Conclusion
Ce travail avait un double objectif : déterminer
les conséquences matérielles de la guerre, évaluer les
conséquences idéologiques du régime de Vichy sur le
contenu des revues universitaires françaises de géographie.
Les conséquences matérielles sont
flagrantes : réduction quasi générale de la
pagination, nombreux retards de publication, baisse du nombre d'articles, du
nombre de collaborateurs, du nombre d'ouvrages reçus et
chroniqués. Les deux revues basées à Paris ont plus
souffert des restrictions que celles basées en zone libre : les
Annales de géographie diminuent de moitié et ne
paraissent pas en 1944, le BAGF paraît avec des mois voire des
années de retard. Quelles que soient les difficultés, tous les
directeurs de revue s'efforcent de continuer la parution. Maintenir une science
active est vécu comme un acte de patriotisme, voire de
résistance. L'étude des archives des différentes revues et
des instituts de géographie permettraient de compléter ces
données. Ainsi, les informations sur les tirages et la diffusion
seraient un complément précieux à ce travail.
Les conséquences idéologiques sont beaucoup
moins nettes. Le flou idéologique qui marque le régime de Vichy
ne facilite pas la tâche. La continuité des discours et des
pratiques paraît l'avoir emportée, et ce quel que soit le domaine
d'étude. Le retour à la terre n'est pas considéré
par les géographes comme une solution viable, et ils n'hésitent
pas à l'écrire. Le développement de l'industrie,
l'aménagement urbain apparaissent au contraire comme des
nécessités. Le discours sur la « grande
France » ne change pas de nature. La question démographique
continue à obséder les esprits avant comme après la
guerre. Les dérapages xénophobes, les marques de soutien au
régime de Vichy se comptent sur les doigts d'une main. Plus surprenant,
les marques d'hostilité, parfois à peine voilées, au
régime en place, sont régulières et explicites. Le souci
d'impartialité, d'objectivité propre aux scientifiques semble
donc avoir beaucoup plus joué dans un sens que dans l'autre.

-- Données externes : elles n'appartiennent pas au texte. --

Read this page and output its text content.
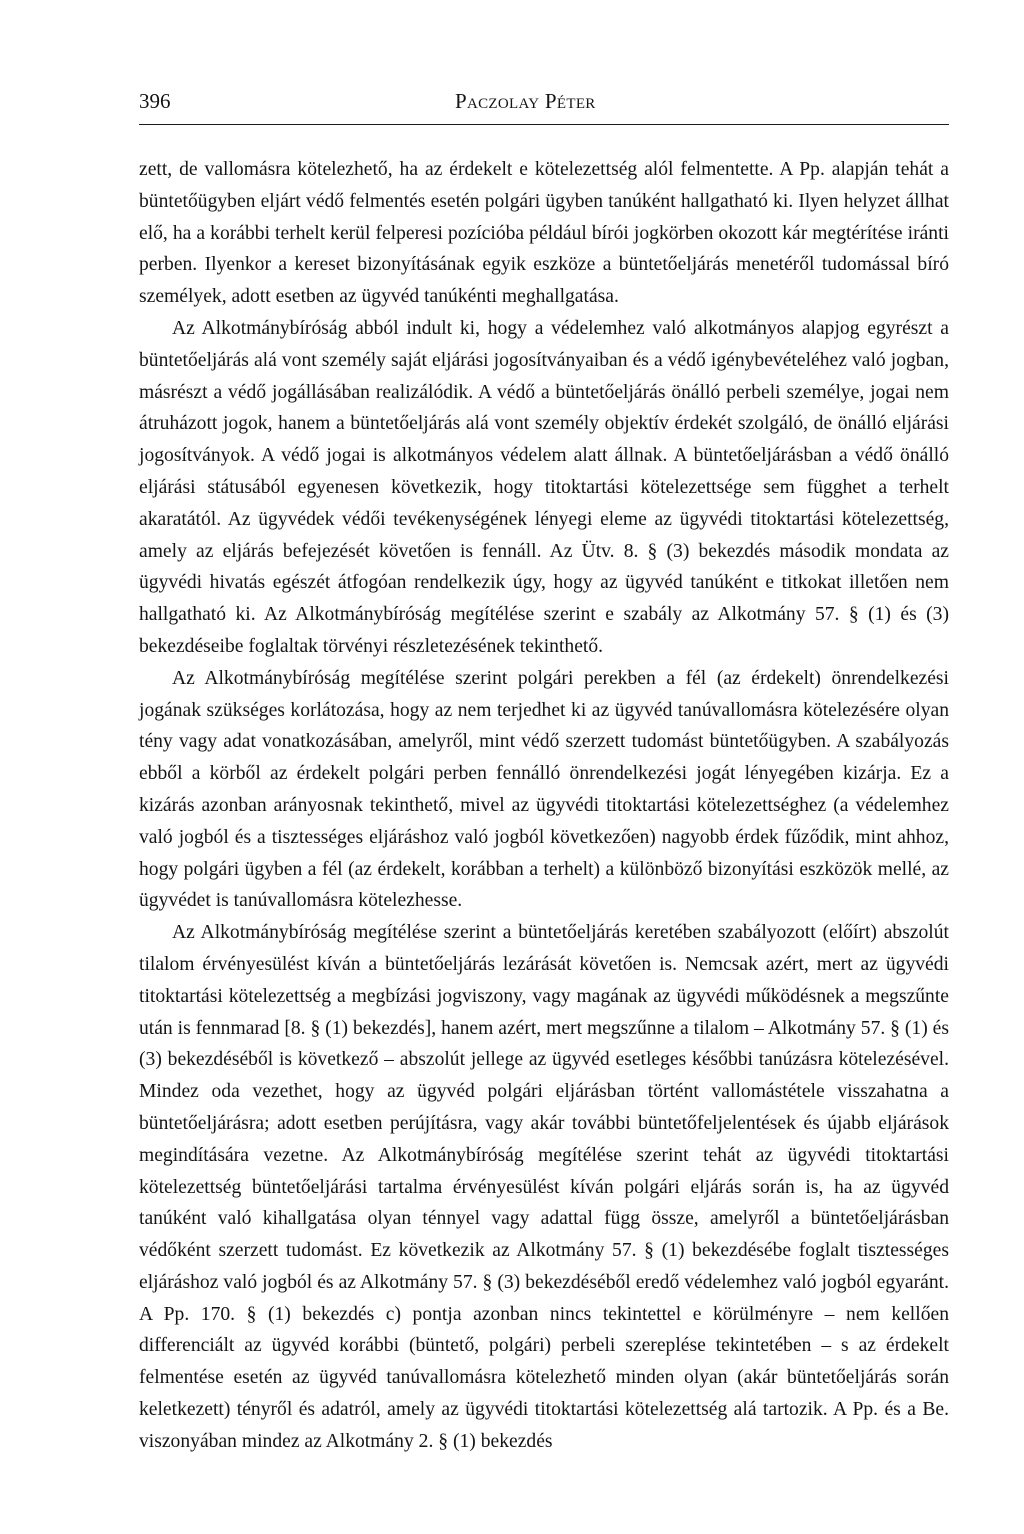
396	Paczolay Péter

zett, de vallomásra kötelezhető, ha az érdekelt e kötelezettség alól felmentette. A Pp. alapján tehát a büntetőügyben eljárt védő felmentés esetén polgári ügyben tanúként hallgatható ki. Ilyen helyzet állhat elő, ha a korábbi terhelt kerül felperesi pozícióba például bírói jogkörben okozott kár megtérítése iránti perben. Ilyenkor a kereset bizonyításának egyik eszköze a büntetőeljárás menetéről tudomással bíró személyek, adott esetben az ügyvéd tanúkénti meghallgatása.

Az Alkotmánybíróság abból indult ki, hogy a védelemhez való alkotmányos alapjog egyrészt a büntetőeljárás alá vont személy saját eljárási jogosítványaiban és a védő igénybevételéhez való jogban, másrészt a védő jogállásában realizálódik. A védő a büntetőeljárás önálló perbeli személye, jogai nem átruházott jogok, hanem a büntetőeljárás alá vont személy objektív érdekét szolgáló, de önálló eljárási jogosítványok. A védő jogai is alkotmányos védelem alatt állnak. A büntetőeljárásban a védő önálló eljárási státusából egyenesen következik, hogy titoktartási kötelezettsége sem függhet a terhelt akaratától. Az ügyvédek védői tevékenységének lényegi eleme az ügyvédi titoktartási kötelezettség, amely az eljárás befejezését követően is fennáll. Az Ütv. 8. § (3) bekezdés második mondata az ügyvédi hivatás egészét átfogóan rendelkezik úgy, hogy az ügyvéd tanúként e titkokat illetően nem hallgatható ki. Az Alkotmánybíróság megítélése szerint e szabály az Alkotmány 57. § (1) és (3) bekezdéseibe foglaltak törvényi részletezésének tekinthető.

Az Alkotmánybíróság megítélése szerint polgári perekben a fél (az érdekelt) önrendelkezési jogának szükséges korlátozása, hogy az nem terjedhet ki az ügyvéd tanúvallomásra kötelezésére olyan tény vagy adat vonatkozásában, amelyről, mint védő szerzett tudomást büntetőügyben. A szabályozás ebből a körből az érdekelt polgári perben fennálló önrendelkezési jogát lényegében kizárja. Ez a kizárás azonban arányosnak tekinthető, mivel az ügyvédi titoktartási kötelezettséghez (a védelemhez való jogból és a tisztességes eljáráshoz való jogból következően) nagyobb érdek fűződik, mint ahhoz, hogy polgári ügyben a fél (az érdekelt, korábban a terhelt) a különböző bizonyítási eszközök mellé, az ügyvédet is tanúvallomásra kötelezhesse.

Az Alkotmánybíróság megítélése szerint a büntetőeljárás keretében szabályozott (előírt) abszolút tilalom érvényesülést kíván a büntetőeljárás lezárását követően is. Nemcsak azért, mert az ügyvédi titoktartási kötelezettség a megbízási jogviszony, vagy magának az ügyvédi működésnek a megszűnte után is fennmarad [8. § (1) bekezdés], hanem azért, mert megszűnne a tilalom – Alkotmány 57. § (1) és (3) bekezdéséből is következő – abszolút jellege az ügyvéd esetleges későbbi tanúzásra kötelezésével. Mindez oda vezethet, hogy az ügyvéd polgári eljárásban történt vallomástétele visszahatna a büntetőeljárásra; adott esetben perújításra, vagy akár további büntetőfeljelentések és újabb eljárások megindítására vezetne. Az Alkotmánybíróság megítélése szerint tehát az ügyvédi titoktartási kötelezettség büntetőeljárási tartalma érvényesülést kíván polgári eljárás során is, ha az ügyvéd tanúként való kihallgatása olyan ténnyel vagy adattal függ össze, amelyről a büntetőeljárásban védőként szerzett tudomást. Ez következik az Alkotmány 57. § (1) bekezdésébe foglalt tisztességes eljáráshoz való jogból és az Alkotmány 57. § (3) bekezdéséből eredő védelemhez való jogból egyaránt. A Pp. 170. § (1) bekezdés c) pontja azonban nincs tekintettel e körülményre – nem kellően differenciált az ügyvéd korábbi (büntető, polgári) perbeli szereplése tekintetében – s az érdekelt felmentése esetén az ügyvéd tanúvallomásra kötelezhető minden olyan (akár büntetőeljárás során keletkezett) tényről és adatról, amely az ügyvédi titoktartási kötelezettség alá tartozik. A Pp. és a Be. viszonyában mindez az Alkotmány 2. § (1) bekezdés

Nous sommes tout à fait conscient des limites de la
méthodologie utilisée. Dix, vingt ou trente citations ne font pas
preuve, et la citation de Bruno Latour mise en exergue de la deuxième
partie n'est ni décorative ni cynique. Prétendre que ce travail a
été mené avec rigueur et honnêteté est un
argument scientifiquement peu probant. J'espère cependant avoir
apporté quelques éléments de réponse à la
question posée.
Il est peut-être un sujet qui apparaît en
filigrane en ces années d'occupation. Les restrictions au
déplacement ont pu amener certains géographes à
développer une réflexion épistémologique. La
science géographique des années 1930 est souvent décrite
comme une géographie monolithique, tenue en main par les vidaliens
(Pinchemel, Sanguin, 1996, p.13) , sûre d'elle-même et de ses
méthodes et souffrant de paresse méthodologique (l'expression est
de Numa Broc). Sans vouloir adopter l'attitude consistant à prendre le
contre-pied systématique de ce qui a été écrit par
les générations précédentes, cette description
cadre mal avec la teneur de certains textes publiés à
l'époque. André Allix s'interroge beaucoup en ces années
sur la géographie, ses méthodes, son enseignement, et les
résultats qu'elle produit. Que ce soit dans son compte rendu de la
thèse de Lucien Gachon (Allix, 1943a) ou dans ses
« Souvenirs d'un correcteur à l'agrégation »
(Allix, 1943b), le questionnement domine sur les certitudes. Ce sujet
n'a pas été développé car son étude
nécessiterait un corpus de textes différent de celui
considéré dans ce mémoire. Certains géographes ont
véhiculé dans les années 1970 l'image d'une
« science normale », ruraliste, conservatrice et ignorante
des soucis épistémologiques. Il est sans doute temps de revenir
aux textes publiés dans les années 1930 et 1940 pour nuancer
cette image.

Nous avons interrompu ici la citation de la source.